No obstante, ninguna de estas políticas debe llamar a la confusión: las pequeñas y medianas empresas están llamadas a crecer y generar un tamaño relativo que les permita ser competitivas no sólo a nivel nacional sino también aprovechando las oportunidades de desarrollo existentes en los mercados internacionales.
Después de todo, son las grandes empresas las que contribuyen en mayor medida al crecimiento de un país y, al mismo tiempo, las que generan las condiciones de tamaño relativo y eficiencia que permiten ofrecer productos a los clientes a precios más competitivos. En otras palabras, la existencia de un mercado competitivo, donde conviven empresas pequeñas, medianas y grandes, contribuye tanto a la economía en su conjunto como a los consumidores en particular.

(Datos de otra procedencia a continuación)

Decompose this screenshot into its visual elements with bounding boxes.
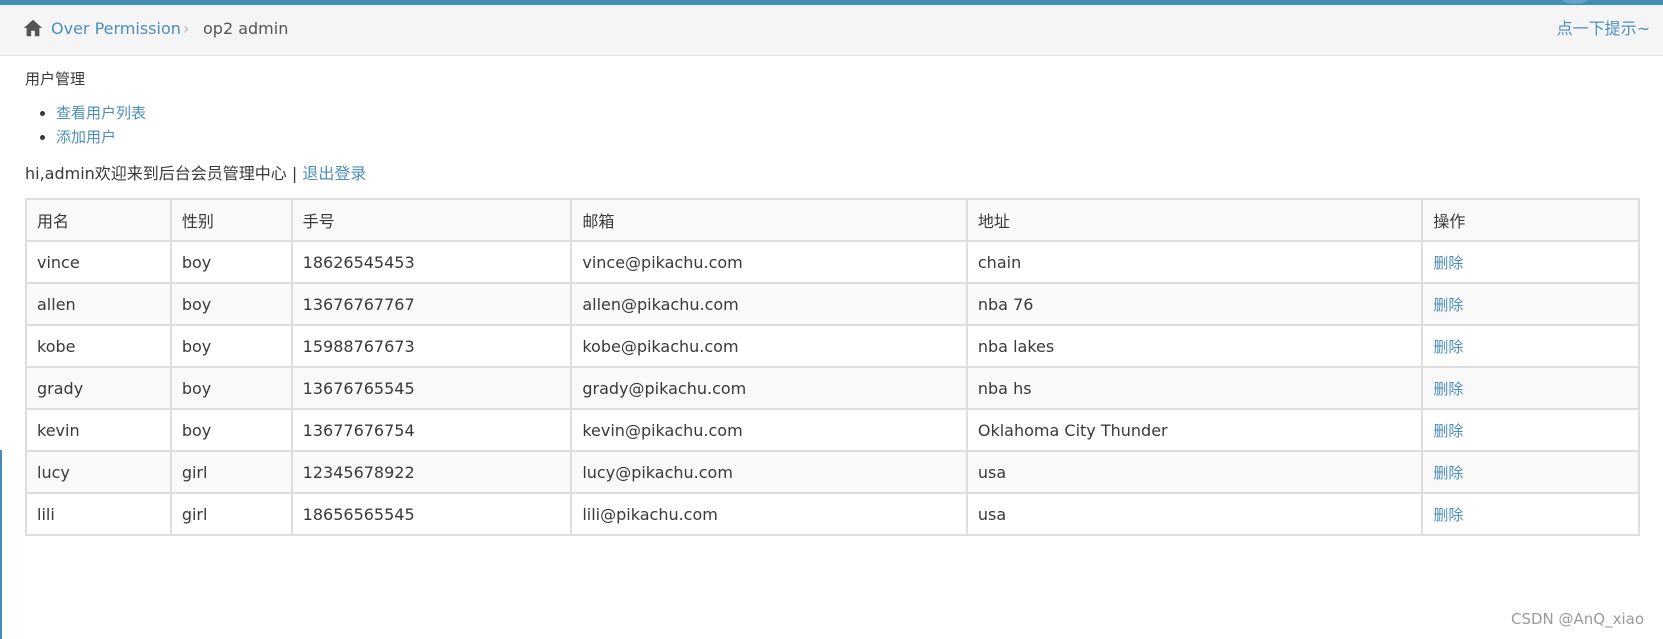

Se trata, por cierto, de una realidad bien conocida y avalada por los estudios económicos durante años, pero que cada cierto tiempo aparece atacada por un discurso que tiende a confundir los evidentes beneficios del pequeño emprendimiento con el ataque o el desprestigio hacia los grandes conglomerados.
No se puede entender de otra forma, por ejemplo, la inclinación de algunos legisladores por introducir en las normas generales condiciones o garantías especiales para las pequeñas y medianas empresas, pero siempre que no superen determinados y arbitrarios niveles de ventas, utilidades o número de trabajadores. Ello implica, evidentemente, establecer un límite al crecimiento, generando la falsa impresión de que una empresa de, por ejemplo, 50 trabajadores requiere un respaldo fiscal que se niega a otra compañía con 51 empleados.
Estas barreras al crecimiento de las empresas aparecen muchas veces acompañadas de un discurso crítico hacia las compañías de mayor tamaño que tiende a generalizar a partir de acciones concretas y muy reprochables de algunos actores. Como consecuencia, se genera un cuadro de descrédito hacia las grandes empresas que en nada contribuye a la confianza de los inversionistas.
El afán electoral que suele impulsar la generación de condiciones especiales para las pequeñas y medianas empresas en determinadas legislaciones lleva incluso a algunos parlamentarios a caer en verdaderas incoherencias entre los objetivos perseguidos. Así se observa, por ejemplo, en el caso de la reforma laboral y las indicaciones en favor de las pymes. Aunque dichas medidas sean necesarias para el funcionamiento de estas compañías de menores dimensiones, el empeño por su aprobación no hace más que dejar en evidencia que el verdadero objetivo de la reforma consiste en ampliar la cuota de poder para los sindicatos de las grandes empresas.